O deputado de Kiharu, Ndindi Nyoro, falou pela primeira vez sobre por que não participou do processo de impeachment contra o ex-vice-presidente Rigathi Gachagua, atribuindo sua decisão a motivos pessoais em vez de políticos. Em entrevista à NTV, ele enfatizou que sua escolha foi guiada por crenças religiosas e considerações morais. Essa posição resultou em sua remoção da presidência da comissão de orçamento e apropriações da Assembleia Nacional.
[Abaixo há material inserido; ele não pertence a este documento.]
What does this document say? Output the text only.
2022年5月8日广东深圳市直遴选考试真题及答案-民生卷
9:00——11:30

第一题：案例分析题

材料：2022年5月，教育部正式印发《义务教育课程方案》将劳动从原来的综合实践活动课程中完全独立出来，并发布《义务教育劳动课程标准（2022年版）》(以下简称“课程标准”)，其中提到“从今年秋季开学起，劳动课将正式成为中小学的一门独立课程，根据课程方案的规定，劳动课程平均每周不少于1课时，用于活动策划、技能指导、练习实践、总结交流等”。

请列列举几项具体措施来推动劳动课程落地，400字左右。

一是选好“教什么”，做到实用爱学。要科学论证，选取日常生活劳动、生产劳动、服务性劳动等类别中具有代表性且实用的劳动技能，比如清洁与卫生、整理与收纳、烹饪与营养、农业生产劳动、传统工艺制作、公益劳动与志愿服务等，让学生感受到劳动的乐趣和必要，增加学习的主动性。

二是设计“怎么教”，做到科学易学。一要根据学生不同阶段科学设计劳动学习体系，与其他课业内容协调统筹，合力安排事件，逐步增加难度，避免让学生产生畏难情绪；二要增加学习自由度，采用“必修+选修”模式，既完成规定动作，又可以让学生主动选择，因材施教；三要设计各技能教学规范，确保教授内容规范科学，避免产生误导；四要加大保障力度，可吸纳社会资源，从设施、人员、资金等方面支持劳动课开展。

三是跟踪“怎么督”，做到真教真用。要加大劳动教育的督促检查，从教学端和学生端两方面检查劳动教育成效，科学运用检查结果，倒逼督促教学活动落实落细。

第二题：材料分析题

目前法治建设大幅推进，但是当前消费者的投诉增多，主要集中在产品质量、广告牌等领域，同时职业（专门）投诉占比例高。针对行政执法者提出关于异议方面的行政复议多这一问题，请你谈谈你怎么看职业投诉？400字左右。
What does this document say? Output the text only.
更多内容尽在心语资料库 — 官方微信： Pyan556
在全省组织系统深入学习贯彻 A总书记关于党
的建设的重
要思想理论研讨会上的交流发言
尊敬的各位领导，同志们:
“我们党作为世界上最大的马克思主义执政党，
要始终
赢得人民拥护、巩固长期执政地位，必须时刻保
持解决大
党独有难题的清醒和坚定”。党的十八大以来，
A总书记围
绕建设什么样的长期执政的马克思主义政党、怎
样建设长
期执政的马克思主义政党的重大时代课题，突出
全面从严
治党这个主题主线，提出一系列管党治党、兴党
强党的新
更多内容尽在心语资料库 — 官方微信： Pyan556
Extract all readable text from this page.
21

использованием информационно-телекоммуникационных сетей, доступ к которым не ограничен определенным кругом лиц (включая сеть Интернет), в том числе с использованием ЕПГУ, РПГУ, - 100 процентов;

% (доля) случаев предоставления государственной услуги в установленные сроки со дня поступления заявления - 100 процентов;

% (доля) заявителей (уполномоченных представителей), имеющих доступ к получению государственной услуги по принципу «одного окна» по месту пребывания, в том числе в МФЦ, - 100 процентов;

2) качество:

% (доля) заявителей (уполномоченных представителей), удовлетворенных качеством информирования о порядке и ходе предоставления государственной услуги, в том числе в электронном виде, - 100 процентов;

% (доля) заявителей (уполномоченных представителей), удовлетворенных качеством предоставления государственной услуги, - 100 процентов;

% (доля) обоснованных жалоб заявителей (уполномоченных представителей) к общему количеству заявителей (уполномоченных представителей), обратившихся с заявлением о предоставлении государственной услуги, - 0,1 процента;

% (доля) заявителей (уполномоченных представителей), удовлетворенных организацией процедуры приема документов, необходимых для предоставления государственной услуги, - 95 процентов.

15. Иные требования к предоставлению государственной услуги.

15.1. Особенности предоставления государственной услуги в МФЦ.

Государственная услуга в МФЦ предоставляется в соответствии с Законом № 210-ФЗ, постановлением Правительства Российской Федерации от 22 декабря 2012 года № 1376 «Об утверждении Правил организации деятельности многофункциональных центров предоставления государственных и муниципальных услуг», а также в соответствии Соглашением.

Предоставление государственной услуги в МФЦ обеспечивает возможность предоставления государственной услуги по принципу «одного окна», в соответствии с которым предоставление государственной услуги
O deputado de Kiharu, Ndindi Nyoro, falou em entrevista à NTV na sexta-feira, 26 de dezembro de 2025, explicando por que permaneceu em silêncio durante todo o processo de impeachment de Rigathi Gachagua. Ele afirmou que esteve presente nas sessões, mas discordou daqueles que o impulsionavam, e deixou claro que não participaria. "Eu tinha visões diferentes. Comunicei e deixei claro que não participaria. Também dei uma réplica de que qualquer consequência disso eu não culparia ninguém, porque para mim era uma razão profundamente pessoal", disse Nyoro, referindo-se ao aftermath quando foi removido de seu cargo de liderança.

Ele acrescentou: "Não fui eu quem fez Gachagua vice-presidente. Então, como seria meu papel fazer o contrário? Minha consideração vai além da política. O que Deus quer que eu faça? Eu sabia que estava tomando a decisão certa ao não participar."

A moção de impeachment foi apresentada pelo deputado de Kibwezi West, Mwengi Mutuse, em outubro de 2024 com base em 11 acusações, incluindo abuso de cargo e minar o presidente. A Assembleia Nacional aprovou com 282 votos a favor. O Senado considerou Gachagua culpado em cinco acusações e o removeu oficialmente do cargo.

Nyoro descreveu suas relações com Gachagua e o presidente William Ruto como positivas; Gachagua continua sendo seu amigo, e sua última conversa com o presidente foi durante seu tempo como presidente da comissão de orçamento. Ele passou para críticas construtivas em vez de insultos na política. Além disso, chamou o impeachment de erro custoso para o governo, que rachou a coalizão Kenya Kwanza e custou a Ruto votos significativos da região de Mount Kenya. Agora um crítico vocal das políticas econômicas de Ruto, Nyoro é visto como um possível desafiante nas eleições de 2027, embora não tenha declarado ambições publicamente.